Fratelli e sorelle,”alla sera della nostra vita saremo giudicati solo sull’amore!”. Cogliamo l’occasione di questo Giubileo della Misericordia , “un momento straordinario di grazia e di rinnovamento spirituale” 3 per cessare di preoccuparci di noi stessi, volgiamo gli occhi gli uni verso gli altri.Seguendo il nostro Maestro, siamo chiamati, preti, servitori di Dio e fedeli, ad accettare a nostra volta di lasciarci “mangiare” dai nostri fratelli, di donarci fino alla fine, nell’esercizio, a volte faticoso, della Misericordia . Se le nostre buone opere ci costano, è il segno che saranno fruttuose, è il segno che ci siamo veramente donati!

III – Il Sacerdozio

“Fate questo in memoria di me” (Lc 22, 19): cari preti, buona festa, è il vostro giorno, è la vostra festa! Vi pensiamo e preghiamo per tutti i preti della Terra Santa.

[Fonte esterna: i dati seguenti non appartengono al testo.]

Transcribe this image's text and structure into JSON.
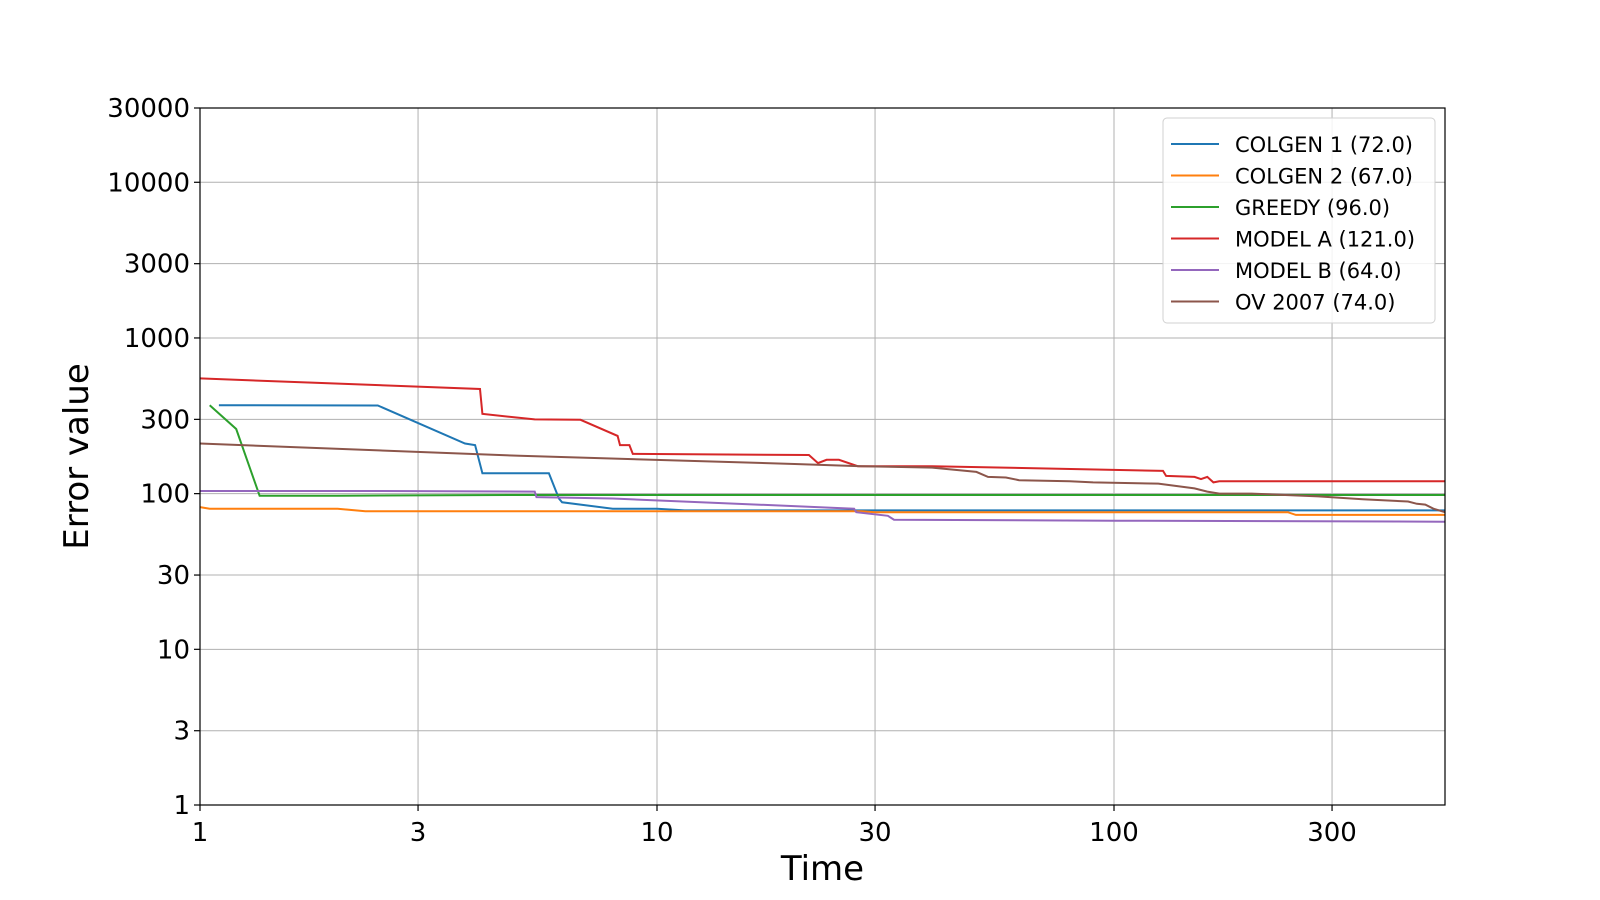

Cari preti, non dimenticate mai quanto la vostra vocazione sia divina. Il vostro impegno è quello di incarnare la Misericordia di un Dio che è Padre amorevole, un Dio che non smette mai di cercare, i suoi figli peccatori e smarriti.
Attraverso il Sacerdozio, siete stati costituiti servitori di Dio e dei vostri fratelli. Siete chiamati, a immagine del Maestro, a nutrire l’ affamata folla dei figli di Dio non solo di pane, ma anche del “Pane della Vita” (Gv 6,35). Siete chiamati come il Cristo a curare e a guarire le ferite, fisiche e spirituali, attraverso il Sacramento della Riconciliazione. Tutta la nostra vita deve dire e ridire, senza tregua, la Misericordia di Dio.
Costituendoci preti, il Cristo ha messo nelle nostre mani ogni autorità, e ci ordina di ripetere questo unico sacrificio di offerta. Oggi, il Cristo ci rinnova nella nostra vocazione e ci ridice: “Vi do ogni potere, a voi così come siete, con i vostri limiti e le vostre miserie, i vostri vasi fragili, vi do questo potere di sostituirmi, di agire in mio nome, di perdonare i peccati, di condannare o di salvare!”.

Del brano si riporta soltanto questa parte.